Across the UK as a whole the average increase was 1.8 per cent over the year to £941, with all 12 regions reporting a rise.

London remains the region in which rent to income is highest at 35.1 per cent, compared to an average of 30.5 per cent across the UK and just 23.4 per cent in the North East.

HomeLet chief executive Martin Totty says: “Since the beginning of the year we have observed a gradual decline in the year-on-year variations in London rents, which reflects what is also being observed in the London housing market thus far in 2019.

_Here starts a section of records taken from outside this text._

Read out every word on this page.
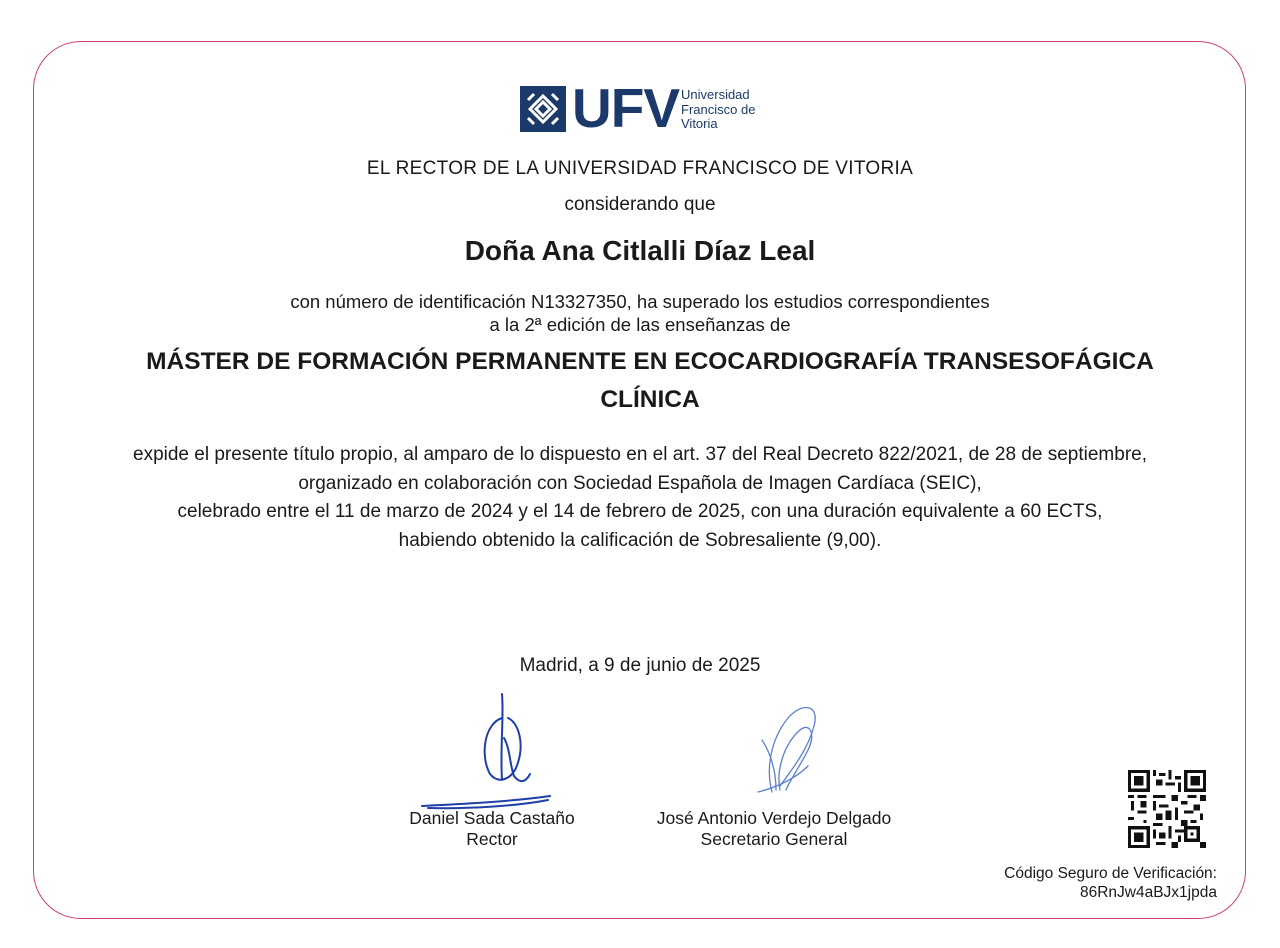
UFV Universidad
Francisco de
Vitoria
EL RECTOR DE LA UNIVERSIDAD FRANCISCO DE VITORIA
considerando que
Doña Ana Citlalli Díaz Leal
con número de identificación N13327350, ha superado los estudios correspondientes
a la 2ª edición de las enseñanzas de
MÁSTER DE FORMACIÓN PERMANENTE EN ECOCARDIOGRAFÍA TRANSESOFÁGICA
CLÍNICA
expide el presente título propio, al amparo de lo dispuesto en el art. 37 del Real Decreto 822/2021, de 28 de septiembre,
organizado en colaboración con Sociedad Española de Imagen Cardíaca (SEIC),
celebrado entre el 11 de marzo de 2024 y el 14 de febrero de 2025, con una duración equivalente a 60 ECTS,
habiendo obtenido la calificación de Sobresaliente (9,00).
Madrid, a 9 de junio de 2025
Daniel Sada Castaño
Rector
José Antonio Verdejo Delgado
Secretario General
Código Seguro de Verificación:
86RnJw4aBJx1jpda
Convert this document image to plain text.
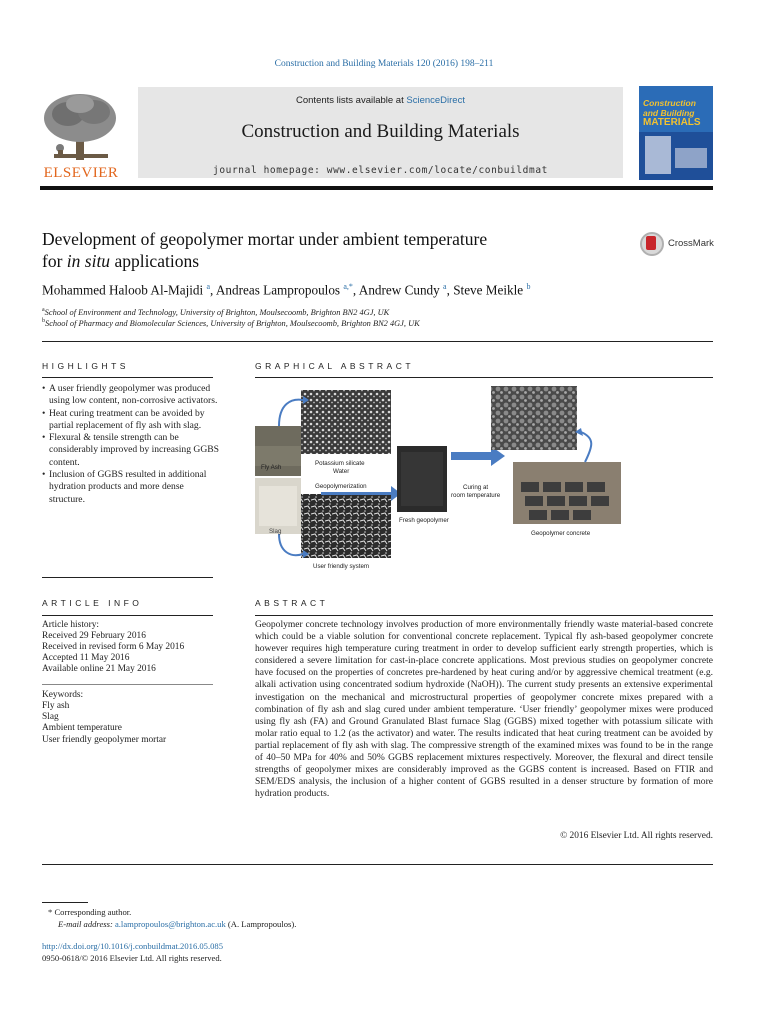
Construction and Building Materials 120 (2016) 198–211
ELSEVIER
Contents lists available at ScienceDirect
Construction and Building Materials
journal homepage: www.elsevier.com/locate/conbuildmat
Construction
and Building
MATERIALS
Development of geopolymer mortar under ambient temperature
for in situ applications
CrossMark
Mohammed Haloob Al-Majidi $^a$, Andreas Lampropoulos $^{a,*}$, Andrew Cundy $^a$, Steve Meikle $^b$
$^a$School of Environment and Technology, University of Brighton, Moulsecoomb, Brighton BN2 4GJ, UK
$^b$School of Pharmacy and Biomolecular Sciences, University of Brighton, Moulsecoomb, Brighton BN2 4GJ, UK
HIGHLIGHTS
• A user friendly geopolymer was produced using low content, non-corrosive activators.
• Heat curing treatment can be avoided by partial replacement of fly ash with slag.
• Flexural & tensile strength can be considerably improved by increasing GGBS content.
• Inclusion of GGBS resulted in additional hydration products and more dense structure.
GRAPHICAL ABSTRACT
Fly Ash
Slag
Potassium silicate
Water
Geopolymerization
User friendly system
Fresh geopolymer
Curing at
room temperature
Geopolymer concrete
ARTICLE INFO
Article history:
Received 29 February 2016
Received in revised form 6 May 2016
Accepted 11 May 2016
Available online 21 May 2016
Keywords:
Fly ash
Slag
Ambient temperature
User friendly geopolymer mortar
ABSTRACT
Geopolymer concrete technology involves production of more environmentally friendly waste material-based concrete which could be a viable solution for conventional concrete replacement. Typical fly ash-based geopolymer concrete however requires high temperature curing treatment in order to develop sufficient early strength properties, which is considered a severe limitation for cast-in-place concrete applications. Most previous studies on geopolymer concrete have focused on the properties of concretes pre-hardened by heat curing and/or by aggressive chemical treatment (e.g. alkali activation using concentrated sodium hydroxide (NaOH)). The current study presents an extensive experimental investigation on the mechanical and microstructural properties of geopolymer concrete mixes prepared with a combination of fly ash and slag cured under ambient temperature. ‘User friendly’ geopolymer mixes were produced using fly ash (FA) and Ground Granulated Blast furnace Slag (GGBS) mixed together with potassium silicate with molar ratio equal to 1.2 (as the activator) and water. The results indicated that heat curing treatment can be avoided by partial replacement of fly ash with slag. The compressive strength of the examined mixes was found to be in the range of 40–50 MPa for 40% and 50% GGBS replacement mixtures respectively. Moreover, the flexural and direct tensile strengths of geopolymer mixes are considerably improved as the GGBS content is increased. Based on FTIR and SEM/EDS analysis, the inclusion of a higher content of GGBS resulted in a denser structure by formation of more hydration products.
© 2016 Elsevier Ltd. All rights reserved.
* Corresponding author.
E-mail address: a.lampropoulos@brighton.ac.uk (A. Lampropoulos).
http://dx.doi.org/10.1016/j.conbuildmat.2016.05.085
0950-0618/© 2016 Elsevier Ltd. All rights reserved.
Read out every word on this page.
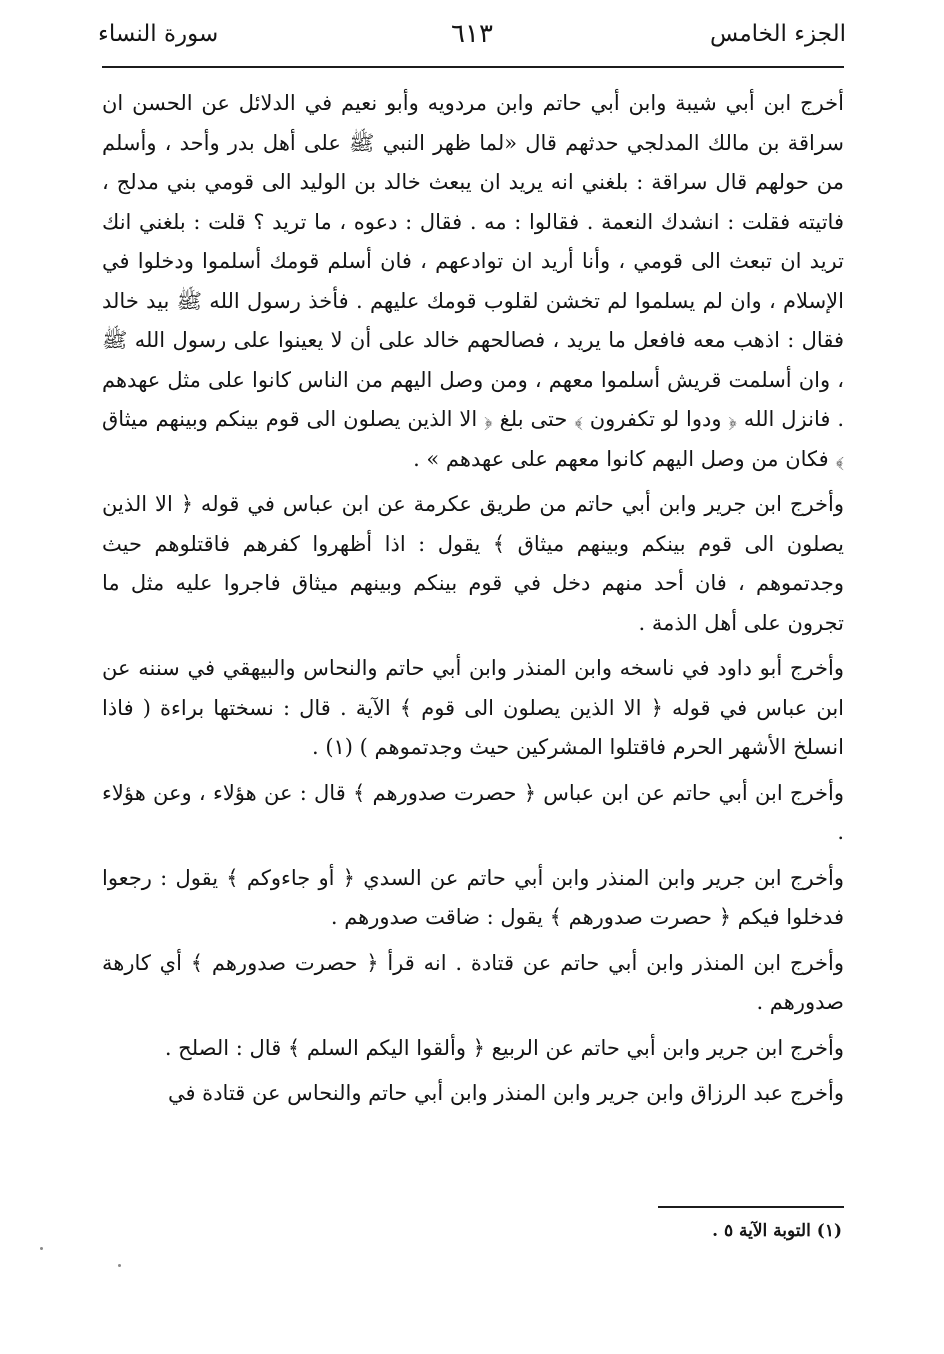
الجزء الخامس
٦١٣
سورة النساء

أخرج ابن أبي شيبة وابن أبي حاتم وابن مردويه وأبو نعيم في الدلائل عن الحسن ان سراقة بن مالك المدلجي حدثهم قال «لما ظهر النبي ﷺ على أهل بدر وأحد ، وأسلم من حولهم قال سراقة : بلغني انه يريد ان يبعث خالد بن الوليد الى قومي بني مدلج ، فاتيته فقلت : انشدك النعمة . فقالوا : مه . فقال : دعوه ، ما تريد ؟ قلت : بلغني انك تريد ان تبعث الى قومي ، وأنا أريد ان توادعهم ، فان أسلم قومك أسلموا ودخلوا في الإسلام ، وان لم يسلموا لم تخشن لقلوب قومك عليهم . فأخذ رسول الله ﷺ بيد خالد فقال : اذهب معه فافعل ما يريد ، فصالحهم خالد على أن لا يعينوا على رسول الله ﷺ ، وان أسلمت قريش أسلموا معهم ، ومن وصل اليهم من الناس كانوا على مثل عهدهم . فانزل الله ﴿ ودوا لو تكفرون ﴾ حتى بلغ ﴿ الا الذين يصلون الى قوم بينكم وبينهم ميثاق ﴾ فكان من وصل اليهم كانوا معهم على عهدهم » .

وأخرج ابن جرير وابن أبي حاتم من طريق عكرمة عن ابن عباس في قوله ﴿ الا الذين يصلون الى قوم بينكم وبينهم ميثاق ﴾ يقول : اذا أظهروا كفرهم فاقتلوهم حيث وجدتموهم ، فان أحد منهم دخل في قوم بينكم وبينهم ميثاق فاجروا عليه مثل ما تجرون على أهل الذمة .

وأخرج أبو داود في ناسخه وابن المنذر وابن أبي حاتم والنحاس والبيهقي في سننه عن ابن عباس في قوله ﴿ الا الذين يصلون الى قوم ﴾ الآية . قال : نسختها براءة ( فاذا انسلخ الأشهر الحرم فاقتلوا المشركين حيث وجدتموهم ) (١) .

وأخرج ابن أبي حاتم عن ابن عباس ﴿ حصرت صدورهم ﴾ قال : عن هؤلاء ، وعن هؤلاء .

وأخرج ابن جرير وابن المنذر وابن أبي حاتم عن السدي ﴿ أو جاءوكم ﴾ يقول : رجعوا فدخلوا فيكم ﴿ حصرت صدورهم ﴾ يقول : ضاقت صدورهم .

وأخرج ابن المنذر وابن أبي حاتم عن قتادة . انه قرأ ﴿ حصرت صدورهم ﴾ أي كارهة صدورهم .

وأخرج ابن جرير وابن أبي حاتم عن الربيع ﴿ وألقوا اليكم السلم ﴾ قال : الصلح .

وأخرج عبد الرزاق وابن جرير وابن المنذر وابن أبي حاتم والنحاس عن قتادة في

(١) التوبة الآية ٥ .
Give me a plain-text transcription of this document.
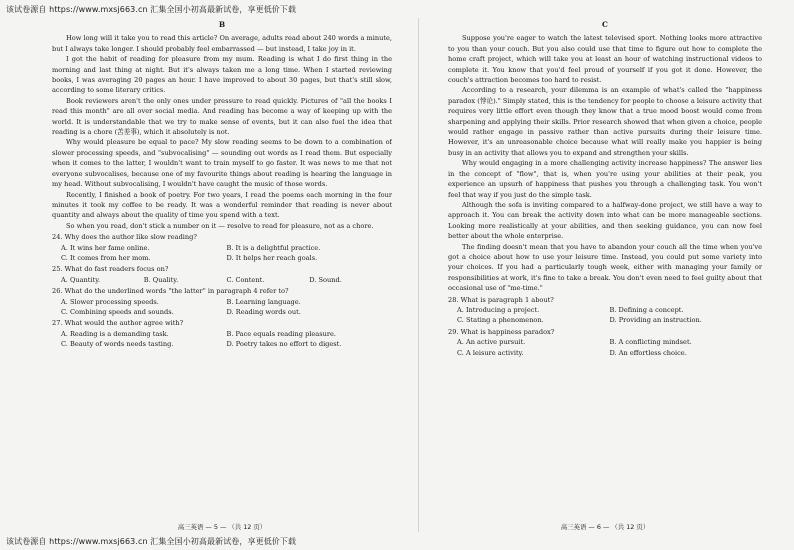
该试卷源自 https://www.mxsj663.cn 汇集全国小初高最新试卷，享更低价下载
B

How long will it take you to read this article? On average, adults read about 240 words a minute, but I always take longer. I should probably feel embarrassed — but instead, I take joy in it.

I got the habit of reading for pleasure from my mum. Reading is what I do first thing in the morning and last thing at night. But it's always taken me a long time. When I started reviewing books, I was averaging 20 pages an hour. I have improved to about 30 pages, but that's still slow, according to some literary critics.

Book reviewers aren't the only ones under pressure to read quickly. Pictures of "all the books I read this month" are all over social media. And reading has become a way of keeping up with the world. It is understandable that we try to make sense of events, but it can also fuel the idea that reading is a chore (苦差事), which it absolutely is not.

Why would pleasure be equal to pace? My slow reading seems to be down to a combination of slower processing speeds, and "subvocalising" — sounding out words as I read them. But especially when it comes to the latter, I wouldn't want to train myself to go faster. It was news to me that not everyone subvocalises, because one of my favourite things about reading is hearing the language in my head. Without subvocalising, I wouldn't have caught the music of those words.

Recently, I finished a book of poetry. For two years, I read the poems each morning in the four minutes it took my coffee to be ready. It was a wonderful reminder that reading is never about quantity and always about the quality of time you spend with a text.

So when you read, don't stick a number on it — resolve to read for pleasure, not as a chore.

24. Why does the author like slow reading?
A. It wins her fame online.	B. It is a delightful practice.
C. It comes from her mom.	D. It helps her reach goals.
25. What do fast readers focus on?
A. Quantity.	B. Quality.	C. Content.	D. Sound.
26. What do the underlined words "the latter" in paragraph 4 refer to?
A. Slower processing speeds.	B. Learning language.
C. Combining speeds and sounds.	D. Reading words out.
27. What would the author agree with?
A. Reading is a demanding task.	B. Pace equals reading pleasure.
C. Beauty of words needs tasting.	D. Poetry takes no effort to digest.
高三英语 — 5 — （共 12 页）
C

Suppose you're eager to watch the latest televised sport. Nothing looks more attractive to you than your couch. But you also could use that time to figure out how to complete the home craft project, which will take you at least an hour of watching instructional videos to complete it. You know that you'd feel proud of yourself if you got it done. However, the couch's attraction becomes too hard to resist.

According to a research, your dilemma is an example of what's called the "happiness paradox (悖论)." Simply stated, this is the tendency for people to choose a leisure activity that requires very little effort even though they know that a true mood boost would come from sharpening and applying their skills. Prior research showed that when given a choice, people would rather engage in passive rather than active pursuits during their leisure time. However, it's an unreasonable choice because what will really make you happier is being busy in an activity that allows you to expand and strengthen your skills.

Why would engaging in a more challenging activity increase happiness? The answer lies in the concept of "flow", that is, when you're using your abilities at their peak, you experience an upsurh of happiness that pushes you through a challenging task. You won't feel that way if you just do the simple task.

Although the sofa is inviting compared to a halfway-done project, we still have a way to approach it. You can break the activity down into what can be more manageable sections. Looking more realistically at your abilities, and then seeking guidance, you can now feel better about the whole enterprise.

The finding doesn't mean that you have to abandon your couch all the time when you've got a choice about how to use your leisure time. Instead, you could put some variety into your choices. If you had a particularly tough week, either with managing your family or responsibilities at work, it's fine to take a break. You don't even need to feel guilty about that occasional use of "me-time."

28. What is paragraph 1 about?
A. Introducing a project.	B. Defining a concept.
C. Stating a phenomenon.	D. Providing an instruction.
29. What is happiness paradox?
A. An active pursuit.	B. A conflicting mindset.
C. A leisure activity.	D. An effortless choice.
高三英语 — 6 — （共 12 页）
该试卷源自 https://www.mxsj663.cn 汇集全国小初高最新试卷，享更低价下载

“What is most striking about the latest data is the consistency of rental prices we are seeing across the whole UK, with all regions recording a continued year-on-year increase.

“This is a continuation of the theme we’ve been seeing since mid-2017 as rents have continued to edge up.”

Totty says the data also shows a reduction in the average duration of a tenancy from 32.1 to 30.7 months.

He adds: “While this isn’t a significant reduction, the drop does coincide with the introduction of the Tenants Fee Act in England and could be a very early indication of more mobility amongst tenants.

“It will be interesting to observe what prices do throughout the whole country in the coming months.”